В молодости я несколько раз думал о самоубийстве, и, пожалуй, меня спасало то, что я никогда не любил что-то одно, а любил слишком многое в жизни, чтобы от нее отказаться потому, что меня обманула лишь одна ее составная. А когда было плохо, я никогда не прятал этого, выговаривался бумаге. «Как стыдно одному ходить в кинотеатры…», «Как я мучаюсь – о боже…», «Со мною вот что происходит – ко мне мой старый друг не ходит…». Это и было самоспасением.
Одним из самых страшных дней в моей жизни был день, когда наши танки вошли в Прагу. Они как будто шли по моему позвоночнику, дробя его гусеницами. Солженицын в этот день, наверно, торжествовал, потому что это было подтверждением его аввакумовского антикоммунизма, а для меня это было крушением всей моей революционной романтики, надежд на социализм с человеческим лицом. Советская власть сама уничтожила все мои иллюзии по отношению к ней. Жизнь мне казалась конченой, бессмысленной, а я сам себе – навеки опозоренным. Моя телеграмма протеста нашему правительству, стихи «Танки идут по Праге» были вовсе не смелостью, а самоспасением. Если бы я этого не сделал, я презирал бы себя до конца жизни, а с таким презрением к себе я не смог бы жить.
Другой страшный момент в моей жизни наступил, когда наша любовь с женщиной, которую я еще и безмерно уважал за отвагу, начала распадаться, и, видимо, неотвратимо.

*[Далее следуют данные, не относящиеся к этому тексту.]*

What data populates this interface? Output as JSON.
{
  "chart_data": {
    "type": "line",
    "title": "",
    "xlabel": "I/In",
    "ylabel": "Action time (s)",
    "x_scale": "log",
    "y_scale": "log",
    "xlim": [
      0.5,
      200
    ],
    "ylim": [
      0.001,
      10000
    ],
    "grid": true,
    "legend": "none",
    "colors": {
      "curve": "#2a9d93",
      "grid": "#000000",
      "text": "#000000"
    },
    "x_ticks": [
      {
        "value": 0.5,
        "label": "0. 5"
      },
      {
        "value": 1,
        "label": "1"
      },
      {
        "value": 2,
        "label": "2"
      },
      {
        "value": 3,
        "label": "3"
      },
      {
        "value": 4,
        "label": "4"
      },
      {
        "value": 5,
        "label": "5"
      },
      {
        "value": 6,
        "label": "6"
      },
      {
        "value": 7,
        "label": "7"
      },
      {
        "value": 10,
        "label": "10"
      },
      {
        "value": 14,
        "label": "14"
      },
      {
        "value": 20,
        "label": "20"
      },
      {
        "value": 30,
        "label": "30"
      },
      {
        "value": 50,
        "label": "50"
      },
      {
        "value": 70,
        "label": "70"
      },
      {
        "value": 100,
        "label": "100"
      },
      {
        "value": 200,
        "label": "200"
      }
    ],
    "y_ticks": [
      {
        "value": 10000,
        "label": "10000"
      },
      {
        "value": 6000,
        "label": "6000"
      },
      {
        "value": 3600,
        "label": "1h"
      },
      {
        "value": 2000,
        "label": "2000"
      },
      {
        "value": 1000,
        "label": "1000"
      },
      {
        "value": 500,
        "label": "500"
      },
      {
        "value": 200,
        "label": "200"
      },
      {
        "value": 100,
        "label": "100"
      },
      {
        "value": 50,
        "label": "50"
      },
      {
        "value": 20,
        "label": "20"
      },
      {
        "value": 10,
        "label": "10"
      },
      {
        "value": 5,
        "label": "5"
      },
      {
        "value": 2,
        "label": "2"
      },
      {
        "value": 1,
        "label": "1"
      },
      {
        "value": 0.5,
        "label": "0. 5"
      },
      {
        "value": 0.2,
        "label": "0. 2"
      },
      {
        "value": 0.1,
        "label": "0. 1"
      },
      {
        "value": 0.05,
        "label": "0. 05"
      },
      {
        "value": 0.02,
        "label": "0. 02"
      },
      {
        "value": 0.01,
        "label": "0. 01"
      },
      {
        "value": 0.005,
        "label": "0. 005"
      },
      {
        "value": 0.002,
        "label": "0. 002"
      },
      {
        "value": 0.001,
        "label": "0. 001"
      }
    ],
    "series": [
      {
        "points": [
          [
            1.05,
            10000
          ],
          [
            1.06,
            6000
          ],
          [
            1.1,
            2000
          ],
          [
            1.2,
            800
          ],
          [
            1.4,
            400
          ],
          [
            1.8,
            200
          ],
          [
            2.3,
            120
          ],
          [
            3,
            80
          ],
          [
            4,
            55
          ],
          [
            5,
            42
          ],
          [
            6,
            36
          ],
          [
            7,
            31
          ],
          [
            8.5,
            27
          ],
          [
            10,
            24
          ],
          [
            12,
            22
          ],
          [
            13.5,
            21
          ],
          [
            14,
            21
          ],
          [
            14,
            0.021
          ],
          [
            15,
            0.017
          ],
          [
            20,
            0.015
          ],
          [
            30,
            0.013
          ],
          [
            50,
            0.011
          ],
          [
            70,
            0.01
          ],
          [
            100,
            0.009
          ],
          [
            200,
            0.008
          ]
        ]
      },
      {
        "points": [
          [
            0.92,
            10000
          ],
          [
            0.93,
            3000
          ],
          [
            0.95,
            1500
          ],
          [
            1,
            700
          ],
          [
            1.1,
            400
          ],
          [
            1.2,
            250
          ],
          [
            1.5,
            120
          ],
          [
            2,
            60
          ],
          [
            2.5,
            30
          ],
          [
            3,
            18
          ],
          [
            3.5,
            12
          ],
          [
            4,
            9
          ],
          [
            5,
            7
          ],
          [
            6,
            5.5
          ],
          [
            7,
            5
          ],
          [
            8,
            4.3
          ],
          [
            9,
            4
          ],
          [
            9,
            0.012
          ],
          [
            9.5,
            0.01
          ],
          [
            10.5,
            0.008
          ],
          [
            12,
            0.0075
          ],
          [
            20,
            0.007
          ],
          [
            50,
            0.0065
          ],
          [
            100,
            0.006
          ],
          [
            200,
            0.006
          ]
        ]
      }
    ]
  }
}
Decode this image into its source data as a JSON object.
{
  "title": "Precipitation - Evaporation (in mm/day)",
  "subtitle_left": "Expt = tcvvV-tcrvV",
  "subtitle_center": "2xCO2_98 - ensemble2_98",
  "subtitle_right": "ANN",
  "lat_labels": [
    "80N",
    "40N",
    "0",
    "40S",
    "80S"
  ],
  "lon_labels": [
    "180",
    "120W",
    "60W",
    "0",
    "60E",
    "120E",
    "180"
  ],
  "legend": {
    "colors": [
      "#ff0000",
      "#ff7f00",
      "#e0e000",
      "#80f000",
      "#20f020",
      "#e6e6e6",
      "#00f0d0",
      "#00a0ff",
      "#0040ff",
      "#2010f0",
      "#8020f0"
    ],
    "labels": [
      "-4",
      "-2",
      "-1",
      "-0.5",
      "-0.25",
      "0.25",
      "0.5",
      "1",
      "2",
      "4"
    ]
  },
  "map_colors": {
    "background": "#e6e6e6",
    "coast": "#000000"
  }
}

Тогда-то и возник на моем подоконнике вовсе мной не выдуманный для поэмы голубь и посмотрел на меня не разрешающими самоубийство глазами.
Этот голубь сразу перенес меня в Чили, напомнил мне историю юноши, который бросился вниз с крыши гостиницы «Каррера» и убил своим телом ни в чем не повинного голубя, бродившего по тротуару. Я стал писать поэму «Голубь в Сантьяго», и в ней сразу связалось в узел и то, что произошло с тем юношей, и то, что происходило со мной самим и многими людьми в разных уголках земного шара.
Я был обречен на то, что чилийский фон поэмы будет издевательски воспринят нашими отечественными снобами, щеголяющими своим – в отличие от Солженицына – трусливым антикоммунизмом. Один из таких салонных правдолюбцев однажды в моем присутствии поднял тост за генерала Пиночета, с садистским ерничеством поглядывая, как я на это отреагирую. Я поставил бокал на стол, думая и о погибшем чистейшем идеалисте Альенде, и об отрубленных руках певца Виктора Хары, и о задохнувшемся от несвободы Неруде, и спросил:
– А почему?
– А потому, что, если бы не Пиночет, в Чили все бы стало как у нас, – триумфально сказал этот человек, почти профессией которого было состоять при знаменитых красавицах, за что Бродский метко окрестил его кличкой «Body-gad».
Я не понял, почему если Брежнев такой, какой он есть, то Пиночет от этого становится лучше. Но «боди-гад» продолжал разглагольствовать:
– Мы только что вернулись из Америки… Народец, конечно, дерьмецо… Но все-таки от самого паршивого американца пахнет лучше, чем от самого хорошего русского…
Я навсегда ушел из этого дома. Но когда однажды я начал читать совершенно лирический кусок из этой поэмы о пробежке двух молодых людей по кладбищу, одна из лучших женщин-поэтов России, поморщившись, оборвала меня на середине:
– Я ничего не хочу больше слушать про это твое Чили… – Она даже не поняла, что эта поэма – не политическая, что она – о самоубийстве.
Лживый интернационализм нашей пропаганды отравил многих людей настолько, что им стало наплевать на весь земной шар и они забыли, что везде есть страдания – действительные, а не выдуманные нашими газетами.
Когда «Новый мир» напечатал мою поэму, я был уверен, что ее не поймут – во всяком случае, в нашей стране. К счастью, я ошибся.
Действительно, об этой поэме не было ни одной статьи, но зато я время от времени начал получать письма от юных людей – то из Петропавловска-на-Камчатке, то из Чимкента, то с пограничной заставы, то из воронежского села – письма, благодарящие меня за то, что эта поэма спасла их от самоубийства. Люди услышали меня, поняли.
Поэма была переведена на иностранные языки, и ко мне стали поступать точно такие же письма от юных людей из других стран. Много раз и в нашей стране, и за рубежом на моих выступлениях ко мне подходили люди, спасенные этой поэмой.
Летом 1997 года в Бишкеке одна библиотекарша призналась мне, что в момент ее личной драмы, когда она неотступно думала о самоубийстве, эту поэму ей дала подруга, которой в свое время тоже помог мой голубь, долетевший до Киргизии из Сантьяго-де-Чили.